Os trabalhos para a criação de uma vacina contra o vírus da Imunodeficiência Humana Adquirida (HIV), causador da aids, tiveram um avanço expressivo após pesquisa realizada em conjunto com a Faculdade de Medicina da Universidade de São Paulo. Os pesquisadores agora buscam avaliar o efeito protetor desse tipo de imunização e verificar se os testes em seres humanos poderão ser realizados até o fim do ano.
Eles criaram um modelo de imunização que atua na resposta das células-alvo do HIV e em maior número de partes do vírus. O teste apresentou características semelhantes às de vacinas altamente protetoras – de até 90%.
Entretanto, de acordo com o professor da USP Edécio Cunha-Neto, que coordena as pesquisas, ainda não há uma vacina 100% eficaz contra o HIV que possa ser usada em larga escala. Em quase todos os testes, registrou-se uma baixa cobertura, ou seja, a resposta imune acontecia apenas em uma pequena fração dos pacientes que recebiam a vacina, explica o professor da FMUSP.

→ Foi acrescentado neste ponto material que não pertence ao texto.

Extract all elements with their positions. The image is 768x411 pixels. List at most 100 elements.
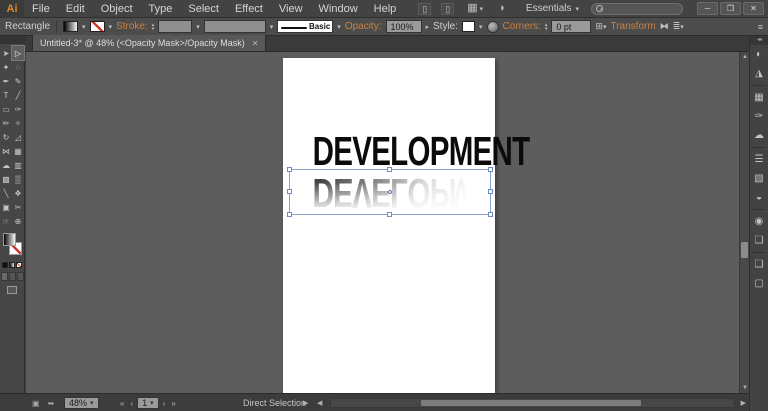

Segundo ele, mesmo nas pessoas que já haviam sido imunizadas, o grau de proteção conseguido ainda era fraco. Em 2007, um estudo demonstrou que as células imunes dos vacinados reconheciam apenas três pequenas partes do HIV, o que era muito pouco para proteção, devido às constantes mutações do vírus, completa.

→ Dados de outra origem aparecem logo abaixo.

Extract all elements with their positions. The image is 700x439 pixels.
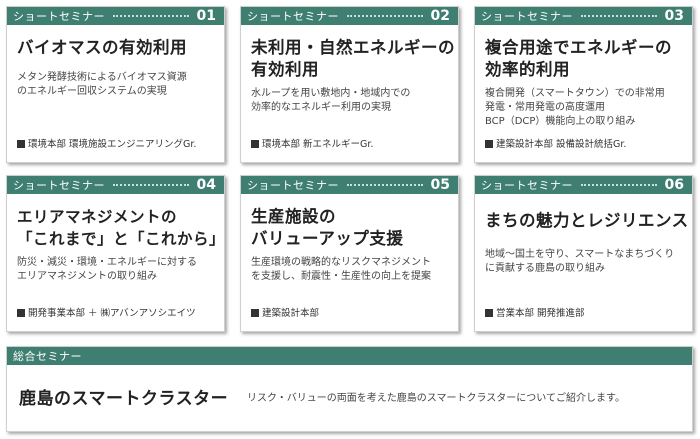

Ainda segundo o professor da USP, verificou-se também a necessidade de estimular a resposta imune para as células do tipo T-CD4 – que são as células-alvo do HIV. O paciente infectado fica com um número baixo de T-CD4, o que leva a imunodeficiência, disse.
Ele relata que as vacinas já testadas se concentravam em fortalecer as células que destroem o HIV.No entanto, se houver também estímulo ao grupo T-CD4, ele servirá de apoio a outro grupo, aumentando seu poder defensivo.
Histórico
No ano passado, cientistas descobriram dois poderosos anticorpos capazes de bloquear, em laboratório, a maioria das cepas conhecidas do vírus HIV, abrindo potencialmente o caminho para uma vacina eficaz no combate a aids.

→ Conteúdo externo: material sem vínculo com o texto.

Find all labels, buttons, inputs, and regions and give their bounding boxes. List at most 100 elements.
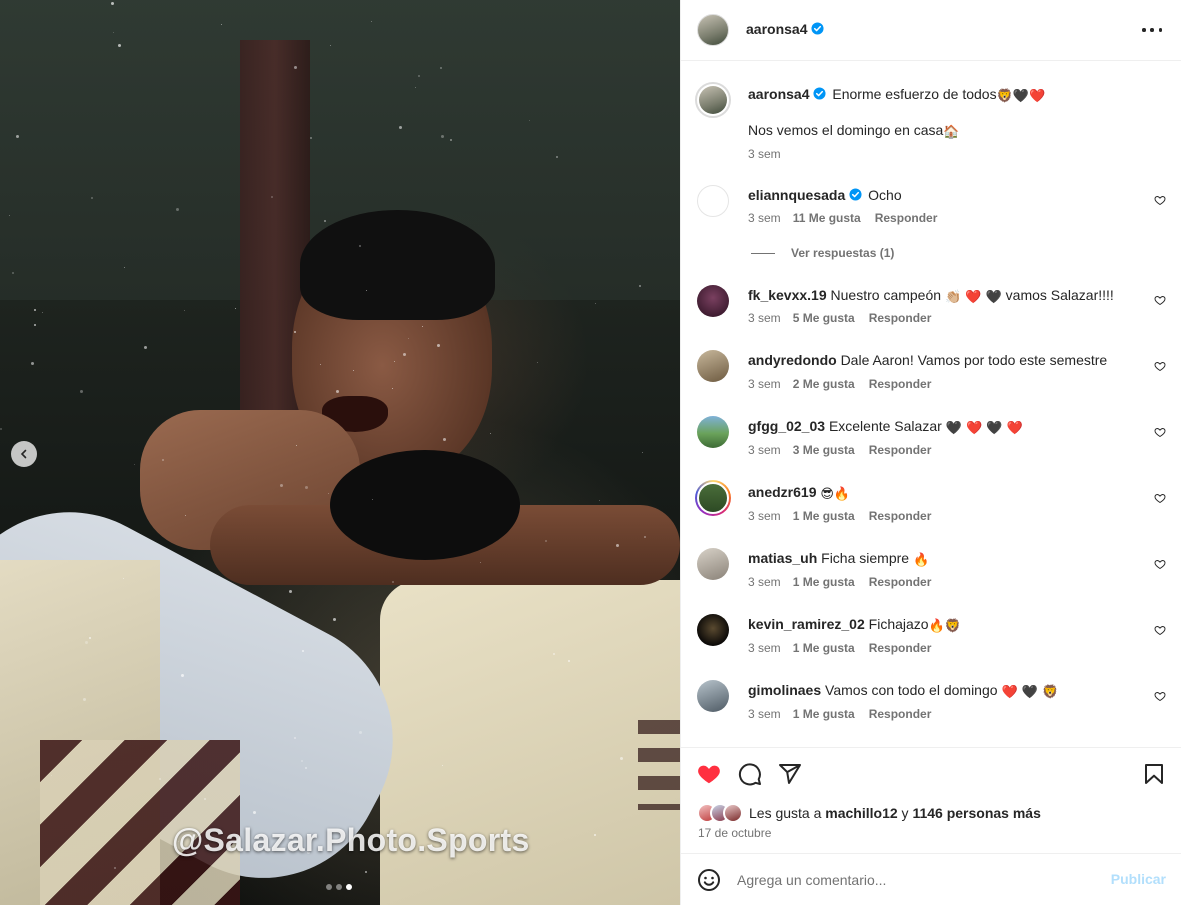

Os cientistas conseguiram fazer o isolamento de dois anticorpos, produzidos naturalmente pelo organismo, no sangue soropositivo. Para isso, eles utilizaram uma nova ferramenta molecular: uma das proteínas que formam o HIV foi modificada para que ela se fixasse em células específicas que produzem os anticorpos que neutralizam o vírus. A partir dessas conclusões, partiu-se para um desenho da vacina.
Método adotado
Os cientistas escolheram as partes mais conservadas do HIV para induzir uma resposta imune e foram localizadas as regiões reconhecidas pelo anticorpo T-CD4 capazes de serem identificadas por células de pessoas com constituições genéticas diferentes.
Eficácia Em contato com células do sangue de pacientes infectados pelo HIV, o reconhecimento chegou a 90% dos casos.